CRE Annual Price Growth Slows in October

Annual growth in U.S. commercial property prices fell in October to the slowest pace seen this year, reported Real Capital Analytics, New York.

RCA’s National All-Property Index rose 0.4 percent in October, pushing the annual growth figure to 6.4 percent. The annual price growth pace has gradually slowed since reaching its 8.4 percent high point in February.

RCA Analytics Manager Elizabeth Szep said “waning” growth in major metros slowed national price growth. Major-market prices started the year at an 8.8 percent annual pace, but that dropped to 3.1 percent in October. Non-major metros saw price growth of 7.8 percent year-over-year in October.

Green Street Advisors Managing Director Peter Rothemund noted cap rates have not changed meaningfully over the past few months, with top-line growth responsible for the “modest” appreciation in values seen. “There are some exceptions,” he said. “The bid for manufactured home communities and student housing continues to be strong and is pushing values up, while the lack of transaction activity in the mall sector suggests values have taken another step down and are now about 15 to 20 percent below recent highs.”

Rothemund noted Green Street’s Commercial Property Price Index has increased 2 percent over the past year, consistent with the pace of gains seen since mid-to-late 2016.

Total deal activity remained flat in October compared with a year earlier, RCA reported.

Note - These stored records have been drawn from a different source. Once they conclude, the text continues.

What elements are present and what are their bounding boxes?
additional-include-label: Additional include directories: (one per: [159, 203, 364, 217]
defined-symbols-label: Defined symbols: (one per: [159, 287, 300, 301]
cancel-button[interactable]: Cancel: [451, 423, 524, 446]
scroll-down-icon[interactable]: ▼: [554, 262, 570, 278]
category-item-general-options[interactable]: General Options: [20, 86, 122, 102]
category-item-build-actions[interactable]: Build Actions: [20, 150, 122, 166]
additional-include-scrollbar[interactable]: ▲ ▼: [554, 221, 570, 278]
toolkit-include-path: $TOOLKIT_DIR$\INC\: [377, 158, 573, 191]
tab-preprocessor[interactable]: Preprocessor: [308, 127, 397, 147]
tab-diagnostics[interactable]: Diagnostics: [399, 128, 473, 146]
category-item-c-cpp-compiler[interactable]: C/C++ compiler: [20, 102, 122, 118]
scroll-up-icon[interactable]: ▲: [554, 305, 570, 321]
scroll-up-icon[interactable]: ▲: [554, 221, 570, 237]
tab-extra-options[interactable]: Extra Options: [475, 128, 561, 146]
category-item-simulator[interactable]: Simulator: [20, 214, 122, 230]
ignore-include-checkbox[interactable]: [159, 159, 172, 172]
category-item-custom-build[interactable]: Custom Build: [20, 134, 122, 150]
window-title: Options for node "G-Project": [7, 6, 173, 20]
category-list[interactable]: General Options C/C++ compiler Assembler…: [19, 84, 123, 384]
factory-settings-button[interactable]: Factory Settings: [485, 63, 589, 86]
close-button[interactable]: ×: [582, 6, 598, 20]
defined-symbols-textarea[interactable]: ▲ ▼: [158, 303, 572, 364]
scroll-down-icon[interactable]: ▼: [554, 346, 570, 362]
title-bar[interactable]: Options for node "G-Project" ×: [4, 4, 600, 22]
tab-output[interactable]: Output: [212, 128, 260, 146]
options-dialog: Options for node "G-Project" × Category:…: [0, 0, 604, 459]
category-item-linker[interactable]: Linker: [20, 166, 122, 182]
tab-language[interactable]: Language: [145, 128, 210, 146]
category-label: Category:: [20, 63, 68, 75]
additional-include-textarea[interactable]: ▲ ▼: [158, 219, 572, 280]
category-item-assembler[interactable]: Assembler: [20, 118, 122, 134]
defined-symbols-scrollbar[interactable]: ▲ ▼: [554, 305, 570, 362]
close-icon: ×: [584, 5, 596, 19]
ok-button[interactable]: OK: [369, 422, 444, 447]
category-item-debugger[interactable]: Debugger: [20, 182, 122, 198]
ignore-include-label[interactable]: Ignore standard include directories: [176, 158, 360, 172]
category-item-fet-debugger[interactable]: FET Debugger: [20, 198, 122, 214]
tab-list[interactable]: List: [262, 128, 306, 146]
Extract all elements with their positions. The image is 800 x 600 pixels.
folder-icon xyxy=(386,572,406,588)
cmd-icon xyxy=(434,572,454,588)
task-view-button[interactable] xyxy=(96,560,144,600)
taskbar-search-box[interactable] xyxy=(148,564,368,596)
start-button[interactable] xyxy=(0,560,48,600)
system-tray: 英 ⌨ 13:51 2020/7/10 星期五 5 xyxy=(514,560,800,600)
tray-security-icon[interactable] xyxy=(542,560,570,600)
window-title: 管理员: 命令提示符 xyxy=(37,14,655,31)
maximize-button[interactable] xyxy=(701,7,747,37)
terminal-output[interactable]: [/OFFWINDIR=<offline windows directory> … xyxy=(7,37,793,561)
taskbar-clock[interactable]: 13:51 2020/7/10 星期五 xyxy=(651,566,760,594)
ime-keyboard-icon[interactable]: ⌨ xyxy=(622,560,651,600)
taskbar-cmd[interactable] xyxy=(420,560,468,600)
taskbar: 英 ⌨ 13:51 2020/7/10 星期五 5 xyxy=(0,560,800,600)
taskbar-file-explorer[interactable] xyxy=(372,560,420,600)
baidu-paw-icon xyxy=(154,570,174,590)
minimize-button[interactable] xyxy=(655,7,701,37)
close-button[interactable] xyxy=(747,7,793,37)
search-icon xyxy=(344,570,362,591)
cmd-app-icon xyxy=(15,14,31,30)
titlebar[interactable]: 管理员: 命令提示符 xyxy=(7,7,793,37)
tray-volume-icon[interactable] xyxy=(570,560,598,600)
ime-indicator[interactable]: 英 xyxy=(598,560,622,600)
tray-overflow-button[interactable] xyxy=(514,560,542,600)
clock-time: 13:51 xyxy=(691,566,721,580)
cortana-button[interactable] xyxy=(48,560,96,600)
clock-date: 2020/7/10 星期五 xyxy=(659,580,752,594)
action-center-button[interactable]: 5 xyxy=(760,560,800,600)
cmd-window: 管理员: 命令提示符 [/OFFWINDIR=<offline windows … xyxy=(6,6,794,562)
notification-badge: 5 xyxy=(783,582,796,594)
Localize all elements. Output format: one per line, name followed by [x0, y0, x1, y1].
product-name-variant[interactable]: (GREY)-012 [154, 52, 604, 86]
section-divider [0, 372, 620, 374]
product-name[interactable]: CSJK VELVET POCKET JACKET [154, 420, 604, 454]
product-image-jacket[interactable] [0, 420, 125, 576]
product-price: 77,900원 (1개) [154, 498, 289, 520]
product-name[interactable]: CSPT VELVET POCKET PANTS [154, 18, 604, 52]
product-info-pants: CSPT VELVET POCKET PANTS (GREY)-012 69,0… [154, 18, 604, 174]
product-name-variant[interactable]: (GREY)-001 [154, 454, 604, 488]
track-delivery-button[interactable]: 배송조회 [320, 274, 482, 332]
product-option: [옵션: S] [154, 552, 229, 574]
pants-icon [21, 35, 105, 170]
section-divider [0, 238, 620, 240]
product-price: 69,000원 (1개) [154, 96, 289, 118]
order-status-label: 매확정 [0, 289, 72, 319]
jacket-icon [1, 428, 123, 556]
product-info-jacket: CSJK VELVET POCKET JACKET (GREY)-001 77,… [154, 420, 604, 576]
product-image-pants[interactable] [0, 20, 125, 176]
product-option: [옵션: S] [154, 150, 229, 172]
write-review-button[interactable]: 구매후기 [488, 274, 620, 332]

Headline volume figures would have dropped if not for a large entity-level industrial sector deal. For 2018 to date, commercial real estate deal volume is up 10 percent compared to the same period in 2017, helped by a string of large entity-level transactions. Investor concerns about interest rate increases hobbled activity for most property types in October, Szep said.

CoStar’s commercial repeat sales analysis reported price indexes posted “moderate” annual gains despite relatively flat performance in October. “While the pace of growth has slowed as the cycle matures, composite price indices continued to make steady gains on an annualized basis,” the research firm said. CoStar’s value-weighted index, which tracks larger asset sales seen mostly in core markets, dipped 0.1 percent in October (though it remained up 3.4 percent for the prior 12 months). The firm’s equal-weighted index, which reflects the more-numerous but lower-priced sales generally seen in secondary and tertiary markets, dipped 0.3 percent in October but maintianed a 7.0 percent annual gain.